This is a web scraper for TeachersPayTeachers.com, built using Selenium. The script allows users to input a search keyword, and then it scrapes the first 300 results from the site. The script captures essential information about each resource, including:
- Name of Resource
- Overall Rating
- Number of Ratings
- Description from Seller
- Keywords
- Grade Levels
- Price
The collected data is then saved to a CSV file.
This web scraper was created as part of a paid project for educuational research under Lydia Beahm, a professor in the Department of Education and Human Development at Clemson University.
- User Input: The script prompts the user to enter a search keyword.
- Pagination: The script handles pagination to collect up to the first 300 results (12 pages with 25 results per page).
- Data Capturing: Captures detailed information such as ratings, description, price, and more for each resource.
- CSV Export: Stores all extracted information in a well-structured CSV file for easy access and analysis.
Before running the script, ensure you have the following installed:
- Python 3.x: You can download it from Python's official website.
- Selenium: Install it via pip:
pip install selenium
- Chrome WebDriver: Download the appropriate version of Chrome WebDriver for your system from here, and ensure it is accessible in your system's PATH.
- CSV: Used for reading and writing to CSV files (part of Python's standard library).
- Selenium WebDriver: Used to control the web browser.
-
Clone the repository:
git clone https://github.com/adamruns/teachers4teachers-scraper.git cd teachers4teachers-scraper -
Install dependencies (if not done already):
pip install selenium
-
Download Chrome WebDriver and ensure it's in your system's PATH.
-
Run the script:
python extract_info.py
-
Input the Search Keyword when prompted:
- Example:
classroom management - The scraper will then fetch the first 300 results related to this keyword.
- Example:
-
Wait for the script to complete: It will scrape all the relevant data and save it in a CSV file (
product_info_with_grades_ratings_price.csv).
The script captures the following information for each resource:
- Name of Resource: The title of the educational resource.
- Overall Rating: The average rating out of 5.
- Number of Ratings: The total number of ratings the resource has received.
- Description from Seller: The detailed description provided by the seller.
- Keywords: Any tags or keywords associated with the resource.
- Grade Levels: The grade levels (e.g., PreK, 1st Grade) for which the resource is suitable.
- Price: The listed price of the resource.
The script generates a CSV file named product_info_with_grades_ratings_price.csv with the following columns:
| Title | Short Description | Long Description | Grades Used | Overall Rating | Number of Ratings | Price | URL | Keyword |
|---|---|---|---|---|---|---|---|---|
| ... | ... | ... | ... | ... | ... | ... | ... | ... |
You can modify the script to:
- Change the number of pages scraped by adjusting the
total_pagesvariable. - Adjust search parameters such as filtering by grade level, subject, or resource type.
- Stale Element Reference: If you encounter a "Stale Element Reference" error, it means the page updated dynamically while the script was trying to access a specific element.

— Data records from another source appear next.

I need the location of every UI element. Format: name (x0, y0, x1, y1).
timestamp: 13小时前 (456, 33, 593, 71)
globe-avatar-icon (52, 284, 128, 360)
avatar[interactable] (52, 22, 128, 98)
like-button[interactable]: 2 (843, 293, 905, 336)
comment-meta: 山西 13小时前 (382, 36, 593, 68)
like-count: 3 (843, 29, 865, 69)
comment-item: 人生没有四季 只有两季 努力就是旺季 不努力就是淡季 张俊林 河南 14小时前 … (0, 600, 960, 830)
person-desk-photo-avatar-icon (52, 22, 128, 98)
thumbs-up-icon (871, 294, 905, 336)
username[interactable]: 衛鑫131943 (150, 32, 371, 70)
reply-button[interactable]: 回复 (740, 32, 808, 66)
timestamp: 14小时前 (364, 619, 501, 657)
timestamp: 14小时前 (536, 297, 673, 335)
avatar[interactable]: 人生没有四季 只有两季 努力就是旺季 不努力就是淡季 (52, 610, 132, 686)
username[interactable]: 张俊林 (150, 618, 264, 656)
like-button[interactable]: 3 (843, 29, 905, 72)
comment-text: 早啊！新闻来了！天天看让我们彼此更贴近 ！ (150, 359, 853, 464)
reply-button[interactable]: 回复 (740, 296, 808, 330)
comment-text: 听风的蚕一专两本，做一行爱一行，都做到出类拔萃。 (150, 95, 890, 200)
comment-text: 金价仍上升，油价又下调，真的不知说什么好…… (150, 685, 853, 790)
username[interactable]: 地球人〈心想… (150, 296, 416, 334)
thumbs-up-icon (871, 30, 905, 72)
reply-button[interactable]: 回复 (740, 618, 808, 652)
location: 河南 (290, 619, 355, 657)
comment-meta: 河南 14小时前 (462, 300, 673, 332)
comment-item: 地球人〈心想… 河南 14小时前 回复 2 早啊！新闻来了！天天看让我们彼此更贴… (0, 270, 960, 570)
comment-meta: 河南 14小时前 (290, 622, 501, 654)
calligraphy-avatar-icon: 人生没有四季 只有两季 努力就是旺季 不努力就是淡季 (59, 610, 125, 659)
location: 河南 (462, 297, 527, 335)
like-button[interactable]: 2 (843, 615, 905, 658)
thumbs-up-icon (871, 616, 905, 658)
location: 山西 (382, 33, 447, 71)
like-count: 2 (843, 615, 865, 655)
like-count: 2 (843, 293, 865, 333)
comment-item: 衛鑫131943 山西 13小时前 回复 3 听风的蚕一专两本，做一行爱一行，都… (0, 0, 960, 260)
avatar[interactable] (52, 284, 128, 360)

The script handles some retries to mitigate this, but you can further increase the waiting time between page loads.
- WebDriver Issues: Ensure that your version of Chrome WebDriver matches your installed version of Chrome. You can check this by going to
chrome://settings/helpin your Chrome browser and downloading the appropriate WebDriver from here.
This project is licensed under the MIT License - see the LICENSE file for details.